Quid de la plastification ?

La plastification n’est pas systématiquement nécessaire, d’autant plus que beaucoup d’ouvrages (tant les livres que la bande dessinée) sont déjà plastifiés à l’achat. De plus, d’autres solutions existent pour consolider les ouvrages, comme poser des soufflets (une formation existe par exemple à Lausanne), ou mettre de la colle de reliure sur les dos carrés collés.

Cependant, il peut être utile de protéger les coins et les coiffes, voire plus, pour augmenter la durée de vie de l’ouvrage. Lorsque la plastification est indispensable, vérifier cependant que le plastique utilisé lutte bien contre les rayons UV et qu’il est réversible, repositionnable et réutilisable.
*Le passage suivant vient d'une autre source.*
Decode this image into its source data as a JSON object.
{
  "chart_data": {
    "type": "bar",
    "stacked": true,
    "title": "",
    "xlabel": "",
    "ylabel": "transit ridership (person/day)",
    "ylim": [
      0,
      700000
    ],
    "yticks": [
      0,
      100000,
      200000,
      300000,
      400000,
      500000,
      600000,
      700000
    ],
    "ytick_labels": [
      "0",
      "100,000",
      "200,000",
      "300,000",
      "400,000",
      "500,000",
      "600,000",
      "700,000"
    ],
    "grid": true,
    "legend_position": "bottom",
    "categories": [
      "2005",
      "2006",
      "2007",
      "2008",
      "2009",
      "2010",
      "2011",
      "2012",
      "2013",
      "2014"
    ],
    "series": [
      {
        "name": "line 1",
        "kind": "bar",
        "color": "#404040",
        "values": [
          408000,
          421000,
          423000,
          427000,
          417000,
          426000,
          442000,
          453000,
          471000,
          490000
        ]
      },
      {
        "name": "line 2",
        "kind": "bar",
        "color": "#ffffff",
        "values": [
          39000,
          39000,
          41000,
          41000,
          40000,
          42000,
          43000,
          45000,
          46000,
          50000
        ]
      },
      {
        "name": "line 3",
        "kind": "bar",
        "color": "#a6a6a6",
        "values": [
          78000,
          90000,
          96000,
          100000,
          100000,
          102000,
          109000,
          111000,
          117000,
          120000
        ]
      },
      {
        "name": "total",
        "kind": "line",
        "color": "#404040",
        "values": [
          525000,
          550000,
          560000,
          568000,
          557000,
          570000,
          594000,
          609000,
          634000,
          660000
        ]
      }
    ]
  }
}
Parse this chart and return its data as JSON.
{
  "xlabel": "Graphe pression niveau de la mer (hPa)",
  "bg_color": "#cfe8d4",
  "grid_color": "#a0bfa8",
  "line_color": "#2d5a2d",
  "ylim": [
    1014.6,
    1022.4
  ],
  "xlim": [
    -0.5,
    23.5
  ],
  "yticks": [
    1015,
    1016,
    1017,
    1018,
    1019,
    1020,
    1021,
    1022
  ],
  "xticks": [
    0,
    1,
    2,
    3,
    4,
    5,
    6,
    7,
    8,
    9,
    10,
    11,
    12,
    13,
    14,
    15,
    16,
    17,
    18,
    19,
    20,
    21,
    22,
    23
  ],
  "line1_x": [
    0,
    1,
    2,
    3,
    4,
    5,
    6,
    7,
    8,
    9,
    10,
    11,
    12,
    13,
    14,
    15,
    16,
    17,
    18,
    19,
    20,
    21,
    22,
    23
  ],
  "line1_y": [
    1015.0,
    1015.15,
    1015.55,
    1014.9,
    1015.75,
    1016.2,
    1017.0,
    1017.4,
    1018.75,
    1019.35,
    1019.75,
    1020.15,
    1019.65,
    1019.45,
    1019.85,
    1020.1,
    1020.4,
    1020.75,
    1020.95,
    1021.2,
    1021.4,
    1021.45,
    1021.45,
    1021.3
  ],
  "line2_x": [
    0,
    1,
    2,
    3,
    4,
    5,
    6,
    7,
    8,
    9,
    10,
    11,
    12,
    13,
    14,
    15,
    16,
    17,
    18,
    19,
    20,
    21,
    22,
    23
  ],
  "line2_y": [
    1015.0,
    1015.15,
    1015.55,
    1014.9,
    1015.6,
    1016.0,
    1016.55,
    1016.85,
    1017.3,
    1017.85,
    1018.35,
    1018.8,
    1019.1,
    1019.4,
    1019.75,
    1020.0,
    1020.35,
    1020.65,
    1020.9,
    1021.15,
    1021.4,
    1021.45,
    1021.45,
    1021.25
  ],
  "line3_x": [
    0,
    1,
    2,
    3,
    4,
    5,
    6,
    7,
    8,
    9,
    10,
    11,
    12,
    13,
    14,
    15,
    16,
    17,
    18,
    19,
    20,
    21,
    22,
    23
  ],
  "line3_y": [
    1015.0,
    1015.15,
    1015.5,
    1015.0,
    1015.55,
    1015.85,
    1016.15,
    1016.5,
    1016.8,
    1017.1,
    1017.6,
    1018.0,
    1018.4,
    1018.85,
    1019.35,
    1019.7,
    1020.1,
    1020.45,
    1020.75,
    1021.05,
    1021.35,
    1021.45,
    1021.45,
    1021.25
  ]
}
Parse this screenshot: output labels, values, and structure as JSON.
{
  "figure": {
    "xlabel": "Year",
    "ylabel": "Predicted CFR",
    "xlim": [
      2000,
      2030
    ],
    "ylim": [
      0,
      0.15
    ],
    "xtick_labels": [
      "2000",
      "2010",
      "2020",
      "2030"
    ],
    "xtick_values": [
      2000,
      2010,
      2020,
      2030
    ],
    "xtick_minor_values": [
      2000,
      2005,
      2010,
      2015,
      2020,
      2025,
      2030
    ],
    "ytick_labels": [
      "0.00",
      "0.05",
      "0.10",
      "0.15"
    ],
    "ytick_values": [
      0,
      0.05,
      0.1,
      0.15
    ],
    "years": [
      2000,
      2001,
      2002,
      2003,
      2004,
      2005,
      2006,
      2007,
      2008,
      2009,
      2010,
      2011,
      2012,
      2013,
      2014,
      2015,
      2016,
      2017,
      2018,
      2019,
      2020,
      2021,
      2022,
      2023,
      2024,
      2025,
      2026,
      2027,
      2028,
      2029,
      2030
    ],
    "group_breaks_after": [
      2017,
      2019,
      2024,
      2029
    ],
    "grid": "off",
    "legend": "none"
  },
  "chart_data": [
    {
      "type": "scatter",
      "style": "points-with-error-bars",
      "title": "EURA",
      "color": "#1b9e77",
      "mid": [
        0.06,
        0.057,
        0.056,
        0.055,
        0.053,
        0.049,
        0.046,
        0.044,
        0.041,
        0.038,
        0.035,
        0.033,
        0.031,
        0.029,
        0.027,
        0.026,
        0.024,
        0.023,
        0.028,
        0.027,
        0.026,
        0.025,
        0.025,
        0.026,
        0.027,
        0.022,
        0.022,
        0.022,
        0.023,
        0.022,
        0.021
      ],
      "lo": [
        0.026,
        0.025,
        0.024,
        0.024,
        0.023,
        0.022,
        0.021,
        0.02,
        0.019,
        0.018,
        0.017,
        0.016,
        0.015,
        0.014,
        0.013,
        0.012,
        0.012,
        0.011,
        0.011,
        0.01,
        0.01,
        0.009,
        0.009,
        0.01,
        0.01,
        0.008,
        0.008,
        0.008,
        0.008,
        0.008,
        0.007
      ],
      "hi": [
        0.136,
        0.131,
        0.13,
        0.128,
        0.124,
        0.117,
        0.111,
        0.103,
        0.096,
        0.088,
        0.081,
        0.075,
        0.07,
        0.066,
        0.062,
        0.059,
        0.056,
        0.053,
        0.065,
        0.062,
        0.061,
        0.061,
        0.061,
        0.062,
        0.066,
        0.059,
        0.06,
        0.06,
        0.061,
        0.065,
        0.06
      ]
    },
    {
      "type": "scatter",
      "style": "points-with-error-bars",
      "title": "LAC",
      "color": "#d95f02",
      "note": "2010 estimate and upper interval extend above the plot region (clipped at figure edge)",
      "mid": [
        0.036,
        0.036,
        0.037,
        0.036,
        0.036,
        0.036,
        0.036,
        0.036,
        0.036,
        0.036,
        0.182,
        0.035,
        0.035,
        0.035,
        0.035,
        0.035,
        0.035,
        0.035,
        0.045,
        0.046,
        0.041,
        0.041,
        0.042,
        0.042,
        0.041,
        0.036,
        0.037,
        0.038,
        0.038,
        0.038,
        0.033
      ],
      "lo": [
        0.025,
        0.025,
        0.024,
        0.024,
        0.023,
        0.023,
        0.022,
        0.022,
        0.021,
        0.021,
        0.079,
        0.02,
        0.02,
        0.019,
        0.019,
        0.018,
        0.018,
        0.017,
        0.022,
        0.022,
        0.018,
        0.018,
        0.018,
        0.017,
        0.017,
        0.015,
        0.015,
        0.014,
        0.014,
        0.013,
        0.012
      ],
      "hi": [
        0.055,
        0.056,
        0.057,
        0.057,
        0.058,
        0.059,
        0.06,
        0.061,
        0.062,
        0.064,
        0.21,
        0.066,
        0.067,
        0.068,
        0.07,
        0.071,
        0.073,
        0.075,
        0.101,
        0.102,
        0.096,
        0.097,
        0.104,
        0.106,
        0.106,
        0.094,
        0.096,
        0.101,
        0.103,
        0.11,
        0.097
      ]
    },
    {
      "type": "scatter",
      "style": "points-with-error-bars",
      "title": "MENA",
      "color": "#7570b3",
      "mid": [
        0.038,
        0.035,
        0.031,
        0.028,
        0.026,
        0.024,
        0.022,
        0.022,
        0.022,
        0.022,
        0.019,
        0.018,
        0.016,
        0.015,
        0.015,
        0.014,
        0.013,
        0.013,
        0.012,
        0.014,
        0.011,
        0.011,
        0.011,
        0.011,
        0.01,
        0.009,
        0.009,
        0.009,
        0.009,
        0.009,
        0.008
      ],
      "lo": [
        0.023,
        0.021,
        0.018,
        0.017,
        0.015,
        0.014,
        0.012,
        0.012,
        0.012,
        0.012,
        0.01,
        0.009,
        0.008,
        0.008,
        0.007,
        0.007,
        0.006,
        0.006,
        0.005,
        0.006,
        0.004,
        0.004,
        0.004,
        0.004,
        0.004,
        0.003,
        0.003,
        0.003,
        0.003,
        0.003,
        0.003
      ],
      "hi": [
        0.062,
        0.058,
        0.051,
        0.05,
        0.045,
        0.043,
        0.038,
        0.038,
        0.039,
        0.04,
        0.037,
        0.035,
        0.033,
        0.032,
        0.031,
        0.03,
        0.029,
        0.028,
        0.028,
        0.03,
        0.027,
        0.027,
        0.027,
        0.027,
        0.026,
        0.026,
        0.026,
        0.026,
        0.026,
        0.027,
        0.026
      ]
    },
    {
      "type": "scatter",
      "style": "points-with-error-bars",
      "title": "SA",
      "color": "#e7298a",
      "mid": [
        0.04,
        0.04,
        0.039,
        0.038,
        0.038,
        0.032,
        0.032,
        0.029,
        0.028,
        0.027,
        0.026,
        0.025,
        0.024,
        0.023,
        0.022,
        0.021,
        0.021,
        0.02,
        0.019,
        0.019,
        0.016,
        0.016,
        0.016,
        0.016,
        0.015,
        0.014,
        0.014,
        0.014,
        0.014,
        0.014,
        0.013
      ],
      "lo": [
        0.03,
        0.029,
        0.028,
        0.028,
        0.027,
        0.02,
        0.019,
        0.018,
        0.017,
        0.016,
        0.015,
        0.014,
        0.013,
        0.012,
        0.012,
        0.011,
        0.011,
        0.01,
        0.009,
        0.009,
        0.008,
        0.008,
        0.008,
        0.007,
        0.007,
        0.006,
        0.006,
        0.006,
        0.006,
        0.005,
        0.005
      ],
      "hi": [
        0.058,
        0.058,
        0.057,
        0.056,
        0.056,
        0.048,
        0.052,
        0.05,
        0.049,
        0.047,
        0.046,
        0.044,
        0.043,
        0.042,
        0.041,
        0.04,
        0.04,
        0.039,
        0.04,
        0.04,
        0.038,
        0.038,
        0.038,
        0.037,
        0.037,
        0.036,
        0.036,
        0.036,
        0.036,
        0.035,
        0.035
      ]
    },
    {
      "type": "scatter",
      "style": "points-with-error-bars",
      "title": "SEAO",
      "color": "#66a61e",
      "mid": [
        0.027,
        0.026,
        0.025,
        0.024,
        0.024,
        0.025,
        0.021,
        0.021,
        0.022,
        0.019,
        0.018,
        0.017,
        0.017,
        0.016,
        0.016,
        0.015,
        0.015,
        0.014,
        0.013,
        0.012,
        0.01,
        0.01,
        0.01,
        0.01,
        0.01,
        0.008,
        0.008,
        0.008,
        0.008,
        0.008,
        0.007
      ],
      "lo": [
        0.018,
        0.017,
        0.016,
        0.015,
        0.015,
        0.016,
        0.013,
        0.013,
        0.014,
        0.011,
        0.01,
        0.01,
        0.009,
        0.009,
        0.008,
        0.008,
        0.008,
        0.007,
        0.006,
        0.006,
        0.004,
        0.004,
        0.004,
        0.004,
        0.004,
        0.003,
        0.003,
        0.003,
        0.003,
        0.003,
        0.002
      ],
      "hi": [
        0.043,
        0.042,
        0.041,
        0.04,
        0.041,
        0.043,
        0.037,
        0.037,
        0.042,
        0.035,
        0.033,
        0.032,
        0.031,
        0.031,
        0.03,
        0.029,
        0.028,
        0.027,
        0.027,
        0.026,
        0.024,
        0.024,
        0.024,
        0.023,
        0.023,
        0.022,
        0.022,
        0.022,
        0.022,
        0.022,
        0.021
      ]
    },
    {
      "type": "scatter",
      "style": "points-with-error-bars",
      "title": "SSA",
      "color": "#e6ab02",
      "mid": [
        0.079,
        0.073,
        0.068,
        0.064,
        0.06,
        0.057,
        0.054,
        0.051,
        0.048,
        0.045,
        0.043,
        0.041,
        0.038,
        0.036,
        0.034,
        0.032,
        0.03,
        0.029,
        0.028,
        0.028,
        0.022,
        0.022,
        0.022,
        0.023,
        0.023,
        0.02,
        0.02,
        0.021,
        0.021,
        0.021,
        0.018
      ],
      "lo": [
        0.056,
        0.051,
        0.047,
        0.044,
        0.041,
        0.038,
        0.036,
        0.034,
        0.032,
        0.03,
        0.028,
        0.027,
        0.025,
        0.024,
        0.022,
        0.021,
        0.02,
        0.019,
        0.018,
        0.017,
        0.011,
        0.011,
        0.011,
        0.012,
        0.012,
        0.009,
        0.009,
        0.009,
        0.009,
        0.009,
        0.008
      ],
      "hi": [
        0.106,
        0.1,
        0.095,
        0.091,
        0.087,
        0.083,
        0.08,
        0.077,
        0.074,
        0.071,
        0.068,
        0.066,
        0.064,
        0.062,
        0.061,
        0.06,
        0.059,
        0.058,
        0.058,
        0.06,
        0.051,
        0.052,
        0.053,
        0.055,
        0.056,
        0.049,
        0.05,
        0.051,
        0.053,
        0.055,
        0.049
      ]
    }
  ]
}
Enfin, le public peut contribuer à la bonne conservation sans plastique. Des ateliers pour concevoir des protège-livres en tissu ou pour leur apprendre à réparer les livres sans adhésifs peuvent être organisés, en particulier auprès du jeune public.

Conclusion

Il est important de formaliser les démarches d’éco-responsabilité. Il est possible d’intégrer ces questions dès la charte documentaire, le projet d’établissement, la politique d’acquisition, et insérer des prescriptions d’équipement dans les fiches domaine.

Il est possible de trouver un équilibre entre diffusion et conservation en équipant mieux, pour plus longtemps. Plus encore, la médiathèque de la Canopée opère actuellement une tentative de non-équipement total d’une partie de ses collections : nul doute que de telles expérimentations inspireront la profession et l’inciteront à changer ses habitudes dans les années à venir.